I hold no prejudice against any color or creed. I’m not a misogynist. I’m fully aware that in areas of social blight and run down areas in urban districts, and an increase in business is great for the community and makes America stronger.
My question: Does birthright equate to a set-aside small business advantage? Because one was born into a ‘disadvantaged’ segment of American society, does that trump men and women who were disabled because they took an oath to defend this country? Many think that an advantage in the unforgiving federal procurement arena should be earned.
And earning it is as simple as being injured in a line-of-duty incident.
The annual Scorecard is an assessment tool to (1) measure how well federal agencies reach their small business and socio-economic prime contracting and subcontracting goals, (2) provide accurate and transparent contracting data and (3) report agency-specific progress. The prime and subcontracting component goals include goals for small businesses, small businesses owned by women, small disadvantaged businesses, service-disabled veteran-owned small businesses, and small businesses located in Historically Underutilized Business Zones (HUBZones). A closer look at the 2012 SBA Annual Scorecard of business set-aside groups reveals more about this ‘birth versus commitment’ debate.
Note that for Woman Owned Small business (WOSB), the government-wide “goal” of federal procurement funds is five per cent of total agency expenditures. The goal for Small Disadvantaged Business is also 5%. The goal for SDVOSB is 3% of total expenditures.
Small Disadvantaged Business may seem like a HUBZone business, maybe not. WOSB in many cases, are SDVOSB, so the agency scorecard gets credit in both categories. A small number of business owners qualify as WOSB, HubZone and SDVOSB. The scorecard reflects all three categories. A sliver of small businesses qualify in all four categories.
These are the latest scores provided by SBA:
Goal 23.00% Reality 22.25% $89.9 B
Women Owned Small Business (WOSB)
Goal 5.00% Reality, 3.98% $16.2 Billion
Small Disadvantaged Business (SDB)
Goal: 5.00% Reality 7.67% $32.3 Billion
Goal 3.00% Reality 2.01% $8.1 B SBA’s goal for WOSB is 5% of agency procurements. SBA’s goal for Small Disadvantaged Business is also 5%.
Service Disabled Veteran Owned Small Business
Goal: 3.00% Reality 3.03% $12.3 Billion Last year, for the first time, the federal government met its goal of 3% total procurement dollars set-aside for SDVOSB. But, I repeat:
Disabled Veterans were NOT born disabled veterans.

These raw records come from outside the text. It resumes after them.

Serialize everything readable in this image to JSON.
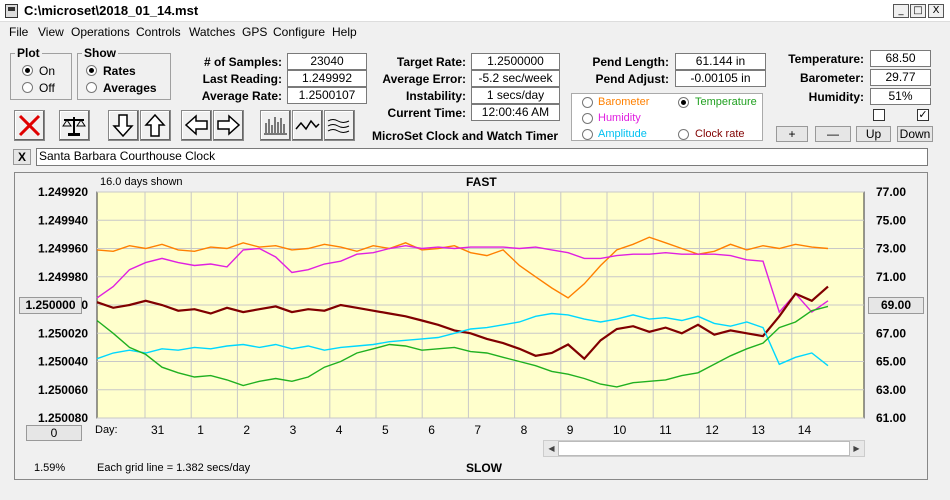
{
  "window": {
    "title": "C:\\microset\\2018_01_14.mst",
    "min": "_",
    "max": "□",
    "close": "X"
  },
  "menu": [
    "File",
    "View",
    "Operations",
    "Controls",
    "Watches",
    "GPS",
    "Configure",
    "Help"
  ],
  "plot_group": {
    "title": "Plot",
    "on": "On",
    "off": "Off"
  },
  "show_group": {
    "title": "Show",
    "rates": "Rates",
    "averages": "Averages"
  },
  "stats": {
    "samples_label": "# of Samples:",
    "samples": "23040",
    "last_reading_label": "Last Reading:",
    "last_reading": "1.249992",
    "avg_rate_label": "Average Rate:",
    "avg_rate": "1.2500107"
  },
  "rates": {
    "target_label": "Target Rate:",
    "target": "1.2500000",
    "avg_error_label": "Average Error:",
    "avg_error": "-5.2 sec/week",
    "instability_label": "Instability:",
    "instability": "1 secs/day",
    "current_time_label": "Current Time:",
    "current_time": "12:00:46 AM"
  },
  "app_name": "MicroSet Clock and Watch Timer",
  "pend": {
    "length_label": "Pend Length:",
    "length": "61.144 in",
    "adjust_label": "Pend Adjust:",
    "adjust": "-0.00105 in"
  },
  "sensors": {
    "barometer": "Barometer",
    "humidity": "Humidity",
    "amplitude": "Amplitude",
    "temperature": "Temperature",
    "clock_rate": "Clock rate"
  },
  "environment": {
    "temp_label": "Temperature:",
    "temp": "68.50",
    "baro_label": "Barometer:",
    "baro": "29.77",
    "hum_label": "Humidity:",
    "hum": "51%",
    "check_right": "✓"
  },
  "adjust_buttons": {
    "plus": "+",
    "minus": "—",
    "up": "Up",
    "down": "Down"
  },
  "clock_name": "Santa Barbara Courthouse Clock",
  "clear_label": "X",
  "chart": {
    "days_shown": "16.0 days shown",
    "fast": "FAST",
    "slow": "SLOW",
    "center_button": "1.250000",
    "right_button": "69.00",
    "zero_button": "0",
    "day_label": "Day:",
    "grid_note": "Each grid line = 1.382 secs/day",
    "percent": "1.59%"
  },
  "chart_data": {
    "type": "line",
    "bg": "#ffffcc",
    "left_axis": {
      "ticks": [
        "1.249920",
        "1.249940",
        "1.249960",
        "1.249980",
        "1.250000",
        "1.250020",
        "1.250040",
        "1.250060",
        "1.250080"
      ],
      "range": [
        1.24992,
        1.25008
      ],
      "inverted": true
    },
    "right_axis": {
      "ticks": [
        "77.00",
        "75.00",
        "73.00",
        "71.00",
        "69.00",
        "67.00",
        "65.00",
        "63.00",
        "61.00"
      ],
      "range": [
        61,
        77
      ]
    },
    "x_ticks": [
      "31",
      "1",
      "2",
      "3",
      "4",
      "5",
      "6",
      "7",
      "8",
      "9",
      "10",
      "11",
      "12",
      "13",
      "14"
    ],
    "series": [
      {
        "color": "#ff8000",
        "axis": "right",
        "values": [
          72.9,
          72.8,
          73.2,
          73.0,
          73.3,
          72.9,
          72.8,
          73.1,
          73.0,
          73.4,
          73.1,
          73.2,
          72.9,
          73.0,
          73.3,
          73.1,
          72.8,
          73.2,
          73.0,
          73.4,
          72.9,
          73.0,
          73.2,
          72.7,
          72.5,
          72.9,
          71.8,
          71.0,
          70.2,
          69.5,
          70.5,
          71.8,
          72.9,
          73.3,
          73.8,
          73.4,
          73.0,
          72.6,
          72.8,
          73.3,
          72.9,
          73.2,
          73.0,
          73.3,
          73.1,
          73.0
        ]
      },
      {
        "color": "#e020e0",
        "axis": "right",
        "values": [
          69.5,
          70.3,
          71.5,
          72.0,
          72.3,
          72.0,
          71.8,
          71.9,
          71.7,
          72.9,
          73.0,
          72.4,
          71.3,
          71.5,
          71.9,
          72.1,
          72.6,
          72.7,
          73.0,
          73.2,
          73.0,
          73.1,
          73.0,
          73.1,
          73.1,
          73.1,
          73.0,
          73.1,
          72.9,
          72.7,
          72.3,
          72.3,
          72.5,
          72.6,
          72.6,
          72.7,
          72.6,
          72.6,
          72.6,
          72.5,
          72.2,
          72.1,
          68.5,
          69.8,
          68.5,
          69.3
        ]
      },
      {
        "color": "#800000",
        "axis": "right",
        "values": [
          69.2,
          68.8,
          69.0,
          69.3,
          69.0,
          68.6,
          68.7,
          68.4,
          68.8,
          68.5,
          68.7,
          68.9,
          68.5,
          68.7,
          68.6,
          69.0,
          68.8,
          68.6,
          68.4,
          68.2,
          67.9,
          67.6,
          67.2,
          67.0,
          66.6,
          66.3,
          65.9,
          65.4,
          65.6,
          66.2,
          65.2,
          66.5,
          67.3,
          67.5,
          67.1,
          67.4,
          67.0,
          67.6,
          66.9,
          67.2,
          67.0,
          66.8,
          68.2,
          69.8,
          69.3,
          70.3
        ]
      },
      {
        "color": "#00d8ff",
        "axis": "right",
        "values": [
          65.2,
          65.6,
          65.8,
          65.6,
          65.9,
          65.8,
          66.0,
          65.9,
          66.1,
          66.2,
          66.0,
          66.2,
          65.9,
          66.1,
          65.8,
          66.0,
          66.1,
          66.2,
          66.4,
          66.5,
          66.6,
          66.7,
          67.0,
          67.3,
          67.4,
          67.6,
          67.8,
          68.2,
          68.4,
          68.3,
          68.0,
          67.8,
          68.0,
          68.3,
          68.0,
          68.1,
          67.9,
          68.2,
          67.7,
          67.5,
          67.8,
          67.4,
          64.8,
          65.3,
          65.6,
          64.7
        ]
      },
      {
        "color": "#20b020",
        "axis": "right",
        "values": [
          67.9,
          67.0,
          66.0,
          65.5,
          64.6,
          64.2,
          63.9,
          64.0,
          63.7,
          63.3,
          63.6,
          63.8,
          63.6,
          63.9,
          64.6,
          65.0,
          65.6,
          65.9,
          66.2,
          66.1,
          65.8,
          65.9,
          66.0,
          65.7,
          65.6,
          65.3,
          65.0,
          64.7,
          64.3,
          64.1,
          63.8,
          63.4,
          63.2,
          63.5,
          63.6,
          63.7,
          64.0,
          64.2,
          64.8,
          65.4,
          65.9,
          66.3,
          67.4,
          67.8,
          68.6,
          68.9
        ]
      }
    ]
  }
}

We volunteered to serve America.
SDVOSBs deserve our respect and admiration, not stale platitudes and parades. Should we be given greater government business preference than those who ‘earn’ it by being born? I sure think so. Is our sacrifice different than the sacrifices made by other ‘protected’ government procurement groups? Think about it. Veterans took an oath to protect and defend this country. Some die, many are disabled for life. How about aligning 8a and SDVOSB in terms of the discretion given to contracting officers in making sole source awards? How about mandating a 5% minimum procurement dollars to SDVOSB? How about penalizing agencies that do not make the minimum instead of rewarding those agencies that do meet the minimum?
The U.S. Government had nothing to do with making someone a minority or female. They sure were involved in making soldiers disabled veterans.